Partners meet for the first conference on children and climate change in Viet Nam
Ninh Thuan (Viet Nam), 15 December 2016 – 160 officials and experts from the government of Viet Nam, UNICEF and other international partners gathered in Ninh Thuan province on 15 December for the first-ever National Conference on Child-Centered Disaster Risk Reduction. Participants discussed how can communities be better prepared and equipped to protect and respond to the needs of children when future natural disasters strike in Viet Nam.
“The situation of natural disasters has become increasingly complex in Viet Nam. New forms of natural disasters have been observed, taking place in wide scale, causing great lost in human, economy and infrastructure. Since the beginning of this year, it is estimated that 171 people were killed, 30 people are missing, and VND 37,000 billion is lost due to natural disasters. During the current floods in central areas, since 28 November this year, 27 people were killed, including 10 children, and some of them were killed on the way to school”, said Mr. Hoang Van Thang, Vice Minister of Agriculture and Rural Development.
Children in Viet Nam are increasingly vulnerable to climate change and natural disasters exacerbate existing multiple vulnerabilities and inequity among children. Slow on-set of disasters – such as drought and salt-water intrusion – have long-term consequences on child well-being including nutrition, health, education, child protection and social protection. The conference marks an important milestone in setting the direction for child-centered disaster risk reduction in Viet Nam within the framework of Law on Disaster Prevention and Control, and Government of Viet Nam’s commitment to global and regional targets on Disaster Management and Emergency Response.
“In hazards-prone areas, children pay a heavy price when these hazards materialize into disasters. UNICEF is actively cooperating with the Government of Viet Nam and other national partners to promote an effective child-centered disaster risk reduction through a child-sensitive DRR assessment, sound preparedness and adaptation plans, uninterrupted access to safe learning and decent services, and protection in situations of distress and stress”, stated Mr. Youssouf Abdel-Jelil, UNICEF Representative in Viet Nam.
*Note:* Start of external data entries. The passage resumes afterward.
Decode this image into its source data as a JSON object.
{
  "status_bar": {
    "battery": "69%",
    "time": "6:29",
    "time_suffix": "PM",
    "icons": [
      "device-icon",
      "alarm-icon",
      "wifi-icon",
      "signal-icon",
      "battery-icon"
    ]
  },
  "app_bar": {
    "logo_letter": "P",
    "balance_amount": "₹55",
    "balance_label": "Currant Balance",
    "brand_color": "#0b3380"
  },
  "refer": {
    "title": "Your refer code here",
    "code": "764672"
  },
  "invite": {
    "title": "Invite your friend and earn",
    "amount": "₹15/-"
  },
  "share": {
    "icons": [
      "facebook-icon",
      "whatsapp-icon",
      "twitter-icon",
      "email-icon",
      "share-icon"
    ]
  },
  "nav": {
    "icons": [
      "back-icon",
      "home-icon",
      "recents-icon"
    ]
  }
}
He added: “We will draw from the lessons learned from UNICEF’s recent partnership with the Government to respond to the drought and salt water intrusion in ten provinces to inform the preparedness plans and mobilize the national, subnational and community-based partnerships needed to ensure prevention as well as response to climate change and environment-related shocks”
Child-centered disaster risk reduction brings focus on vulnerabilities rather than shocks and stresses and it bridges humanitarian and development work by strengthening resilience of children, families and communities before the crises, including through preparedness, disaster risk reduction and climate change adaptation.
At the conference, participants take stock of the progress, results achieved and initial lessons learnt from the on-going emergency response to the drought and saltwater intrusion, share knowledge and experience of national partners on child-entered disaster risk reduction and set direction and framework for partnership on child-centred DRR in Viet Nam. The Conference concluded by agreeing to develop a Strategy and Programme on Child-Centered Disaster Risk Reduction 2017-2021 with 2030 vision. The strategy will look at better coordinating between different sectors and stakeholders to reduce vulnerabilities of children and strengthen the capacity of institutions as well as children, families and communities.
Since August 2016, UNICEF and Government of Viet Nam have been providing critical support to children and women affected by the drought and saltwater intrusion crisis in 10 provinces in Viet Nam’s Central Highlands, South Central Coast and Mekong Delta Region with US$ 2.5 million supported by Government of Japan. To date, it is estimated that UNICEF’s emergency support has reached 140,000 vulnerable people in Viet Nam.
Earthquakes, droughts, wild fires, epidemics, floods - we can't prevent natural hazards but if we are unprepared they can turn into disasters right before our eyes. At UNICEF we are working with children and their families as well as schools, communities and government to ensure children and their families are prepared.
UNICEF promotes the rights and wellbeing of every child, in everything we do. Together with our partners, we work in 190 countries and territories to translate that commitment into practical action, focusing special effort on reaching the most vulnerable and excluded children, to the benefit of all children, everywhere.